Aim: Research was conducted to study the population dynamics of a citrus scale, and its parasites in “Empresa de Citricos de Ceiba”, Havana Province, Cuba. Orange trees, Glover’s scale Lepidosaphes gloverii (coccidae, homoptera), and four of its natural enemies including three fungi and a parasitic wasp, were studied in their distributions in space and time, and their interactions, in order to understand why this scale is not a serious pest in Cuba. Methodology: The study consists of observations made bi-weekly on the site during an entire year. Various statistical analyses including Taylor regression and new probabilistic methods that were developed for this study were used to explore the mechanisms of natural regulation of the pest.

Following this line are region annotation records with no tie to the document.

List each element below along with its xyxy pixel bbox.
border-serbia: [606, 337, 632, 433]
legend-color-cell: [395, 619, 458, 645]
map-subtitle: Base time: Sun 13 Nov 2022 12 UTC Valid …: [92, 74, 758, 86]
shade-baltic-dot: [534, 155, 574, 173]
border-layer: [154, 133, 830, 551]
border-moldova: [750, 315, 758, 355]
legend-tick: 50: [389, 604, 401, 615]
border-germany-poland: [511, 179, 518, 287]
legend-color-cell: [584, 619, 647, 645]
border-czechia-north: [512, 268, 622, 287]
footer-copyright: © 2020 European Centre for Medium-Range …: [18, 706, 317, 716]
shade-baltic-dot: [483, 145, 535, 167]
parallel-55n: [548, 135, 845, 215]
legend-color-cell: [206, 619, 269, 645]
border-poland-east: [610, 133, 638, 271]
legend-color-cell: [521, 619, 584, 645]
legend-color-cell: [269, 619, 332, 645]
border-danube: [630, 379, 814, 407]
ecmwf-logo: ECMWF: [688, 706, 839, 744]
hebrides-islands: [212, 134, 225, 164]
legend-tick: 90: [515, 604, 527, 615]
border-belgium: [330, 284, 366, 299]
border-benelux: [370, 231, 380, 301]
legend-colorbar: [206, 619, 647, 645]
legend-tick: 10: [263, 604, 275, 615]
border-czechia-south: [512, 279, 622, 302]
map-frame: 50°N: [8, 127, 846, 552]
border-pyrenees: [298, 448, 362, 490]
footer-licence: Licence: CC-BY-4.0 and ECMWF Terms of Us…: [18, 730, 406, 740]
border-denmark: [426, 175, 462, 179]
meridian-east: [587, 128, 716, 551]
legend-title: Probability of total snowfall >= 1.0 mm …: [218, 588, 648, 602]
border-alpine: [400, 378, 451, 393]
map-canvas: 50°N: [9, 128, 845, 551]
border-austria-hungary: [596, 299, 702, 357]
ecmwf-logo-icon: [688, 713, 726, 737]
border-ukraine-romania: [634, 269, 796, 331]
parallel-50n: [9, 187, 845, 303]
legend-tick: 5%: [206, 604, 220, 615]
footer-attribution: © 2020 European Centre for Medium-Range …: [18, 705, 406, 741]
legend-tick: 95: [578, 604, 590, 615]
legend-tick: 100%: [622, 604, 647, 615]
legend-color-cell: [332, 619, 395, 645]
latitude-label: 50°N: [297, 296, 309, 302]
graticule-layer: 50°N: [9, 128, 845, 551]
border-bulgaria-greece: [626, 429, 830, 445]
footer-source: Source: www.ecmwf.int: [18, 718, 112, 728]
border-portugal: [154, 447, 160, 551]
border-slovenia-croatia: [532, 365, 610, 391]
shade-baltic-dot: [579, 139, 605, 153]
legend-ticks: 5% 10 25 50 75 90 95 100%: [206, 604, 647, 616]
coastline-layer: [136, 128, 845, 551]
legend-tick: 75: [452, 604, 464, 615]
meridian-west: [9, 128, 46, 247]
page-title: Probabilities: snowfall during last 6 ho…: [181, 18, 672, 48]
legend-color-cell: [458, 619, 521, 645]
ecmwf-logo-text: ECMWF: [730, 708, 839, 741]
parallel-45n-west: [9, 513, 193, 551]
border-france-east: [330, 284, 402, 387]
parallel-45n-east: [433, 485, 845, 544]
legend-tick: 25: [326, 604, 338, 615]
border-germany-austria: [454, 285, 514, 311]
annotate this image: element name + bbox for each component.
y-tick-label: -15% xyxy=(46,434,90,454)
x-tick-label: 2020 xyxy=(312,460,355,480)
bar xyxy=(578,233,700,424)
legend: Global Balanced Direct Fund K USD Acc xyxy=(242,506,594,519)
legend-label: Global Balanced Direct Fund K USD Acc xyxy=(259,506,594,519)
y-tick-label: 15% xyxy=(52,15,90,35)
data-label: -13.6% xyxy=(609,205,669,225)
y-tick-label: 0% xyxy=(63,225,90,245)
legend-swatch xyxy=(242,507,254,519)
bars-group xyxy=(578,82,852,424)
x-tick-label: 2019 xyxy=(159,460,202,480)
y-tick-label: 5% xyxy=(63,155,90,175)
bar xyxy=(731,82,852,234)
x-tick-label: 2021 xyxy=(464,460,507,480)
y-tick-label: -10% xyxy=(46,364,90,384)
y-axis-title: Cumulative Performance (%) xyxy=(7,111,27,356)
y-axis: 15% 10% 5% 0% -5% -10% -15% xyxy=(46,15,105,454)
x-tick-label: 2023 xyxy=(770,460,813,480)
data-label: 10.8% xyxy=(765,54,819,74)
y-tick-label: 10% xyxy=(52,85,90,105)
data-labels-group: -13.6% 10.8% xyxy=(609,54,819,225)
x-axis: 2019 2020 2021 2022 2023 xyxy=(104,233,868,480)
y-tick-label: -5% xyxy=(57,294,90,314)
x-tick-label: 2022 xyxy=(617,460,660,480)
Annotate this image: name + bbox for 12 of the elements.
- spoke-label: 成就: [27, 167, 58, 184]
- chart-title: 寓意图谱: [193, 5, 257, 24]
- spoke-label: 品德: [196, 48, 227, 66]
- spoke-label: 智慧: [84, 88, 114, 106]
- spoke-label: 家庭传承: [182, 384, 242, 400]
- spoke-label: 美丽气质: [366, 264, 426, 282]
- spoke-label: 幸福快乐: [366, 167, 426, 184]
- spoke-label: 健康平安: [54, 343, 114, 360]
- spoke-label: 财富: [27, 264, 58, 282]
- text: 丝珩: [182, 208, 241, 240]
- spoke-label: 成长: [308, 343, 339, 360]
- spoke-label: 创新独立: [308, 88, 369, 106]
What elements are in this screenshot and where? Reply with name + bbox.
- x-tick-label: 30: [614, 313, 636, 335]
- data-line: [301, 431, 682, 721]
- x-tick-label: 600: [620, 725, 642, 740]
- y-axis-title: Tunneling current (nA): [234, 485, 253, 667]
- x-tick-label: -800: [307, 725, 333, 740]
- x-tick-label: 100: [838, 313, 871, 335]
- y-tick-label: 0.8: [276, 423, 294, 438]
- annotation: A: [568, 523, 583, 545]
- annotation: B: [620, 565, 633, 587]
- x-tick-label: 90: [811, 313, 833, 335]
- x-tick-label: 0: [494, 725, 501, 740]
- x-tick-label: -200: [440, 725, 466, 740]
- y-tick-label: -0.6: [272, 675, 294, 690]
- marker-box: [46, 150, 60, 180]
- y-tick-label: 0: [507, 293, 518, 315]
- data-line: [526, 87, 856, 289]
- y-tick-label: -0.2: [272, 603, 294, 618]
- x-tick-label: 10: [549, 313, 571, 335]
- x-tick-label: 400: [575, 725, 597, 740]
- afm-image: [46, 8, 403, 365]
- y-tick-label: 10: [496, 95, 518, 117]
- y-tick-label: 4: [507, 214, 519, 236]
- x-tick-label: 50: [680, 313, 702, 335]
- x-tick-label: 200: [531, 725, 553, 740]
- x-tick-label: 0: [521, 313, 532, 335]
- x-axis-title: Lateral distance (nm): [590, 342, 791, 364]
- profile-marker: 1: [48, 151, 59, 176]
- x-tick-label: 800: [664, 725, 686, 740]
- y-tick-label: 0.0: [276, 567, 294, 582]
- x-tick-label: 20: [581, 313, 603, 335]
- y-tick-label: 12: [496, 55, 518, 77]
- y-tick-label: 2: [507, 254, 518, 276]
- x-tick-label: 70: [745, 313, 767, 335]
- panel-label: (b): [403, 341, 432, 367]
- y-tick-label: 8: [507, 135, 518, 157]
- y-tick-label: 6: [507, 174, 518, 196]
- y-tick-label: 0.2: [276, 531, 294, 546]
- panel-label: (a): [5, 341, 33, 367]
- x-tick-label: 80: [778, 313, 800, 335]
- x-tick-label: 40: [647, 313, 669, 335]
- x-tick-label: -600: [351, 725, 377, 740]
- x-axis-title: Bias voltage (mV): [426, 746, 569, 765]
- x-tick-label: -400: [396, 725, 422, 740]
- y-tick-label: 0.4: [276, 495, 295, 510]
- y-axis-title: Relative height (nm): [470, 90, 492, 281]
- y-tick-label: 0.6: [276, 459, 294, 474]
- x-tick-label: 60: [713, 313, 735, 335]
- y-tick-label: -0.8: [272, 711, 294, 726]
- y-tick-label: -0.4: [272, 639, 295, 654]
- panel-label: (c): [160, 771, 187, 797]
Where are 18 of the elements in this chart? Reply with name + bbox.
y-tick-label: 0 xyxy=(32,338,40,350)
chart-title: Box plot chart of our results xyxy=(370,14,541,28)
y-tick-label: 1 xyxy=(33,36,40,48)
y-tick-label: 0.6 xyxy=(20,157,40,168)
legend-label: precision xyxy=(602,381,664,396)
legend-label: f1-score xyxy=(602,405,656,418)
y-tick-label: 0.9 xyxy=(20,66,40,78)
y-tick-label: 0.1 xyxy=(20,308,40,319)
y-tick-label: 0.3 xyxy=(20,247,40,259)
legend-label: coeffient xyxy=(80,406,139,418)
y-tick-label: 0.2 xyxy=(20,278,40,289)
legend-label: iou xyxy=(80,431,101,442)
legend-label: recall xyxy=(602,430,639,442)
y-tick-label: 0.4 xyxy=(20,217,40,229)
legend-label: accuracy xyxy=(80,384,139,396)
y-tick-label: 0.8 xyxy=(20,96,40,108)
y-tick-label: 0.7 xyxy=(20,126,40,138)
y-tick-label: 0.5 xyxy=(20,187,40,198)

Major findings: The results of the analysis showed that the scale population was kept in check by seasonally varying recruitment and by mortality that was density dependent through gradual parasitization by several species with distinct spatial preferences and some overlapping. The findings also showed that the first natural enemy to settle on the scale did so independently of the number of scales on the leaf; but ones this happens there was contagion within the scales on the leaf. Conclusion: The study demonstrates that the pest can be regulated within an ecological context of community dynamics. A general theoretical result based on loop analysis demonstrates that using pesticides to control agricultural pests where they co-exist with their natural enemies would actually have counterproductive results, in fact increasing the pest.